Les modules peuvent être réalisés «en une seule séance» et, dans ce cas, le temps d'achèvement prévu est de trois heures, donc au final, les participants qui obtiennent une note minimale de 75% pourront télécharger un certificat.

Cependant, les gens peuvent «commencer à le faire petit à petit, module par module», ce qui est «l’un des avantages» de ces formations à travers le «web», a poursuivi Lino Santos.

«Il est essentiel que le Portugal dispose d'un journalisme professionnel et efficace, et qu'il se considère en fait comme le quatrième pilier de la démocratie.
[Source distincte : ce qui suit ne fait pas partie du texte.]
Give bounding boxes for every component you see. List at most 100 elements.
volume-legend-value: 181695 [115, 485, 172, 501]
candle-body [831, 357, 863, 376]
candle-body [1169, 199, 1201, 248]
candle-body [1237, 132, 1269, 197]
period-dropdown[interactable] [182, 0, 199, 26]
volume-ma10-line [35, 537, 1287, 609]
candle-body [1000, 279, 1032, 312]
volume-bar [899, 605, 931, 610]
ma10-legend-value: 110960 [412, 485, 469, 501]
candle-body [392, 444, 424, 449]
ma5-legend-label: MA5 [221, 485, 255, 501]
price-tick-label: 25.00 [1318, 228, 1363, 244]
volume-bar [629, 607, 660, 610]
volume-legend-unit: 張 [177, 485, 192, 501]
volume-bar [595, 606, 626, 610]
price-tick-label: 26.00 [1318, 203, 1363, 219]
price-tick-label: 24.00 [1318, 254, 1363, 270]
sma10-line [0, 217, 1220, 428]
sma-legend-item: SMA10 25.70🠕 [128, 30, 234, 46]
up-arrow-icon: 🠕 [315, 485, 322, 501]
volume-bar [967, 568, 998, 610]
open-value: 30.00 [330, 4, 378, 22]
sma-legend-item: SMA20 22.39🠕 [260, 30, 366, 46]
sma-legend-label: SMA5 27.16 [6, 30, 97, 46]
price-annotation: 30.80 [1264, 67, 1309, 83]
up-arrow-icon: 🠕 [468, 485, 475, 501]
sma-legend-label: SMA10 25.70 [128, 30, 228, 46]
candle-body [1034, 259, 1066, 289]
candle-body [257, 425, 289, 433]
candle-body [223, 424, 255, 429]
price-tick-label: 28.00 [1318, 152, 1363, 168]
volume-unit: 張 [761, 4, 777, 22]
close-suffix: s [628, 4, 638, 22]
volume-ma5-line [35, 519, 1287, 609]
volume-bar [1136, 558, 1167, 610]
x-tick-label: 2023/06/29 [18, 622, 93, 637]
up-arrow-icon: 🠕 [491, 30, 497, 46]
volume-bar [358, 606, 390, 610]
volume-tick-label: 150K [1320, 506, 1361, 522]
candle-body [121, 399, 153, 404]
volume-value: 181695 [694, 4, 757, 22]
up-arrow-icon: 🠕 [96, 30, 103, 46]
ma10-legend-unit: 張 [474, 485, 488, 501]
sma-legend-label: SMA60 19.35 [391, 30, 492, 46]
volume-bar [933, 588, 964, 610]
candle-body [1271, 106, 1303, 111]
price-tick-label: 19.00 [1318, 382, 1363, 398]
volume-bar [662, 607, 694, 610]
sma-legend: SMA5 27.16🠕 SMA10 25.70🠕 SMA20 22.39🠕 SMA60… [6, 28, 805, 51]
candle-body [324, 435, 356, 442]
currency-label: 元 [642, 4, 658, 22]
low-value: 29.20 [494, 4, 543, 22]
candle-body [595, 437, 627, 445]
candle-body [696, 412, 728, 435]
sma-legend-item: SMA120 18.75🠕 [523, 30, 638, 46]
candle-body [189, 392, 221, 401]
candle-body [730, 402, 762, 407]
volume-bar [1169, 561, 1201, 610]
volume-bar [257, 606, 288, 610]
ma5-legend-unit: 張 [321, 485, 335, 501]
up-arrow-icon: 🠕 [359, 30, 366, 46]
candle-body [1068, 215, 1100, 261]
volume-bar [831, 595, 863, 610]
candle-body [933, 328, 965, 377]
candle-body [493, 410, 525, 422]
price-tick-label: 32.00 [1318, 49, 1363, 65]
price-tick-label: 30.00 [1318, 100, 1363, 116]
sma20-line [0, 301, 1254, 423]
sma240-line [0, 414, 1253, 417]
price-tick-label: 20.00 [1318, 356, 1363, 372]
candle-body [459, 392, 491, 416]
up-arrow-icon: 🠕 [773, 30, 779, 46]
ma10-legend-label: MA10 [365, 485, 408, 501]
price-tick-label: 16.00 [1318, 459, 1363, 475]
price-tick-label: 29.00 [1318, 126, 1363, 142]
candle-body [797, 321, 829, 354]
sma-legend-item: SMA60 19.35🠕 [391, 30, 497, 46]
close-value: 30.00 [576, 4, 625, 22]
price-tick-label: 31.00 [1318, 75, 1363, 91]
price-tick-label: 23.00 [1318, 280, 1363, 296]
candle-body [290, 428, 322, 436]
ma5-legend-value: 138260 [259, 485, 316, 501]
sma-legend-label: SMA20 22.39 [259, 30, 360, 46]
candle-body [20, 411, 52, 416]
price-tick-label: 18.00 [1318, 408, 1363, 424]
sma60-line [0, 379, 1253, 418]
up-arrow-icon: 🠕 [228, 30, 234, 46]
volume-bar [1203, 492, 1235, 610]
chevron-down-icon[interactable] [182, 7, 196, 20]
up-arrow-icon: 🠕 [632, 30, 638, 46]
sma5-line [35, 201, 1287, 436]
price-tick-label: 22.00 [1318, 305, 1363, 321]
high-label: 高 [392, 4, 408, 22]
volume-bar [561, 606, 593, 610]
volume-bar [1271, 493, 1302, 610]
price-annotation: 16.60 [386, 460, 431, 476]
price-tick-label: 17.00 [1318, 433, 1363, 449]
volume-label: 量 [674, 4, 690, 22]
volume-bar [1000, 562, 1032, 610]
En ce sens, nous devons faire un travail efficace et fructueux dans la lutte contre la désinformation, et cela implique d'enseigner les comportements »que les gens doivent adopter face à différents types d'informations, a expliqué le coordinateur du CNCS.

Lino Santos a estimé qu'il était important pour les gens de réaliser que «quand un en-tête est explosif et fait appel à certaines émotions, ils doivent immédiatement croiser (cette information) avec d'autres sources».

Surfer sur Internet, c'est aussi savoir distinguer les «actualités» d'un «journaliste derrière, d'un corps éditorial derrière», d'une source qui «n'a aucun type de référence, et n'est pas signée».

En ligne avec le coordinateur du CNCS, le directeur de l'innovation et des nouveaux projets à Lusa, Pedro Camacho, a déclaré que ce cours "aidera les gens à distinguer les informations journalistiques du reste des informations" qui circulent sur les réseaux sociaux, les blogs et divers ' des sites'.

Pedro Camacho a souligné qu'il est également important pour les internautes de comprendre qu'ils «sont souvent complices» de la propagation de la désinformation.

"Chaque fois qu'ils font un" j'aime ", chaque fois qu'ils partagent (un faux contenu), ils contribueront à la diffusion de cette information" qui manque de faits, a-t-il expliqué.

Pour cette raison, ce cours en ligne permettra aux gens de «voir si ces informations sont des informations crédibles, basées sur des sources crédibles et basées sur des données, ou si c'est simplement l'opinion de quelqu'un, elles peuvent même être légitimement donner un avis, mais c'est un avis, ce n'est pas une nouvelle ».

Les outils et exemples qui seront explicites dans la formation permettront également de comprendre les intentions et les "objectifs politiques" qui peuvent être à l'origine d'une "fake news" diffusée des milliers de fois.

Le directeur de l'innovation de l'agence de presse portugaise a rappelé l'utilisation de la désinformation pour manipuler les élections présidentielles américaines, ou le référendum qui a dicté le départ du Royaume-Uni de l'Union européenne en 2016.

À l'heure où plusieurs personnalités proches du président du Brésil, Jair Bolsonaro, font l'objet d'une enquête pour diffusion présumée de «  fausses nouvelles '' contre les magistrats de la Cour suprême fédérale (FTS) sur les réseaux sociaux, il est important que les citoyens comprennent que, lors de leur navigation par le «chaos d'Internet», ils peuvent être sous manipulation.

AFE // JPF

Contenu de fausses nouvelles: le CNCS et Lusa lancent un cours «en ligne» pour former des citoyens «cyberformés» apparaît pour la première fois à Visão.